I spread my hands. “You did. And we appreciate it, Marisol, really. But we’re barely keeping our heads above water here.”

She crossed her arms. “You said you would help us out, at least hour for hour. I’m cashing my chips. Two hundred hours over the next ninety days. I don’t care if it’s you, or one person from your team, or your whole team.” She tilted her head toward me. “After all, it’s no less than my team did for you.”

“Marisol, I think we’re remembering things differently. As I recall, I said we’d do our best to help, depending on scheduling.” I put on my best disappointed face. “I really want to help, but I thought we’d have Darryl back, and a couple new hires.”

Marisol stabbed at her phone. I tried to ask her what she was doing, but no sooner had I opened my mouth than she raised a finger and “tutted” at me.
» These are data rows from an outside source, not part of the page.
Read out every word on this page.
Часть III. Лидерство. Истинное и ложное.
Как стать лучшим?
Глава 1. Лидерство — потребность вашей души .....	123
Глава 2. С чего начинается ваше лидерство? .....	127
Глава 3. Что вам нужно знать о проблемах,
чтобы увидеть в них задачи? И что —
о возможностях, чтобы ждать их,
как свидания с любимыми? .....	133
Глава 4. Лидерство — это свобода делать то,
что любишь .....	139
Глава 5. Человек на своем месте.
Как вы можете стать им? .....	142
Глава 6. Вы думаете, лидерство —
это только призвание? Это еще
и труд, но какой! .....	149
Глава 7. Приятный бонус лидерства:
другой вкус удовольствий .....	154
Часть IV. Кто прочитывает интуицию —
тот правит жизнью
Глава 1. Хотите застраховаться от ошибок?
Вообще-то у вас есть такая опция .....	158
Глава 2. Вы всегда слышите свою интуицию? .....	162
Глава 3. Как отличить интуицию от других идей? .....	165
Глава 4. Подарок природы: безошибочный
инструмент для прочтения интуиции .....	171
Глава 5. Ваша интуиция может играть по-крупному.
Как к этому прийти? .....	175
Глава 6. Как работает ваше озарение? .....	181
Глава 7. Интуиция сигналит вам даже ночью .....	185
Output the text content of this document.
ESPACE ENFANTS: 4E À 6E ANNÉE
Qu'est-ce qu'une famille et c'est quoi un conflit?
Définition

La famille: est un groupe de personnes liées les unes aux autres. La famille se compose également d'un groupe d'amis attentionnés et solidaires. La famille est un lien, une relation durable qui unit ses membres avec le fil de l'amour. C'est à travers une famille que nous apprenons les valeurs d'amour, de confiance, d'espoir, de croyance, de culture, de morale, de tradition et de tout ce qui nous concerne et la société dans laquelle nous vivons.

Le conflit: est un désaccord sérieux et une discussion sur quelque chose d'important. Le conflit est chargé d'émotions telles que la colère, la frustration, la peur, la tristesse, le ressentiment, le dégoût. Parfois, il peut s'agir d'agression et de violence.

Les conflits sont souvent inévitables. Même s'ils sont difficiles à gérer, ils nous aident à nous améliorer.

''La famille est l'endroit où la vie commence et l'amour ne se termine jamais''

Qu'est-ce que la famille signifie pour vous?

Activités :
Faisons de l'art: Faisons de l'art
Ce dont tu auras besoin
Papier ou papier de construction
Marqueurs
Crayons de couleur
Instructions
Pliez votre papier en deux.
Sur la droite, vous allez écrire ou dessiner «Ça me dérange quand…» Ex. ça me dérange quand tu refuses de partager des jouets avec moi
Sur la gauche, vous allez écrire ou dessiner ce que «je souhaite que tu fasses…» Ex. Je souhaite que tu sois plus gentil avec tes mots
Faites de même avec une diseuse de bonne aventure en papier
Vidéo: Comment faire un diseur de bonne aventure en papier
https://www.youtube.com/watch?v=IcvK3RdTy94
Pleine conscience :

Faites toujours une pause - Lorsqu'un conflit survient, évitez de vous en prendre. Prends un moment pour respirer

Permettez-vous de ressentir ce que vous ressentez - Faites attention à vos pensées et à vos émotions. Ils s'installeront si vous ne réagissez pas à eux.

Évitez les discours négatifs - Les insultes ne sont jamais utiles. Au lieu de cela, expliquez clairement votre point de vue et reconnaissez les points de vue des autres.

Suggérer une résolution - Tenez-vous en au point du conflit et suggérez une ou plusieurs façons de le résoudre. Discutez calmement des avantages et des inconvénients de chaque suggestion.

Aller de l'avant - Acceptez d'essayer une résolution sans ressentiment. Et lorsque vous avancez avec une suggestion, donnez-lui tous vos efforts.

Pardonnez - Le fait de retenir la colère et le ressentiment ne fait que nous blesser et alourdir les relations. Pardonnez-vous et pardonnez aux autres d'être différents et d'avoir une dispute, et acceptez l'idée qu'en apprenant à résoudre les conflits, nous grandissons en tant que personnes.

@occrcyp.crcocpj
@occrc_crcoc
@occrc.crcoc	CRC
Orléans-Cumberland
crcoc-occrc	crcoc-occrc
Who the hell does she think she is? My kindergarten teacher? I took a breath, preparing to let her have it, when my voice came from her phone.

“… I’ll only need around half your time…” then hers, “Steve, I don’t know that I can. Your project…” she fiddled with the phone again. Her voice, “As long as it’s hour for hour, we can deal.” Oh god, she recorded the whole thing. My voice again, “At least. We’ll help you get your next project out on schedule.”

Marisol stopped the playback and played with her phone once more. “I’m not sure if you have a faulty memory, or you’re an insufferable liar, but I’ve seen it before with you. You’ll say one thing and do another, while blaming the other person for mis-remembering.” She laughed. “You go around gas-lighting everyone and expect no one to catch on.”

I couldn’t think of anything to say even though I kept trying to start. I must have looked like a fish. She held her phone at her side. Was she always playing with her phone? Or always recording?

“I can tell from your schedule that there’s no way you can keep your word and not bomb out on your own work.” She raised her phone. “I’m going to HR with this. Besides, I have a new hire starting next week.” Her eyes were… sad? “I pity you. If you paid any attention to your team, you’d realize they all want you gone. They’re sick of taking the blame when things go wrong and getting none of the credit when they go right.” Her parting shot as she left my office was “see you again never.”

#

The visit from HR, along with security to escort me out came an hour later. I brushed up my résumé and started the search. I ran into a former co-worker who told me they rolled my team into Marisol’s, and how happy the team was.

The search wasn’t going well. Engineers talk, rumors spread, and I have become a pariah. All those people calling me a liar? Pot, meet kettle. I considered constant brutal honesty. “No, I won’t help you, you help me.” Nah, that’d never work. For now, I’ve resolved to watch out for recording devices.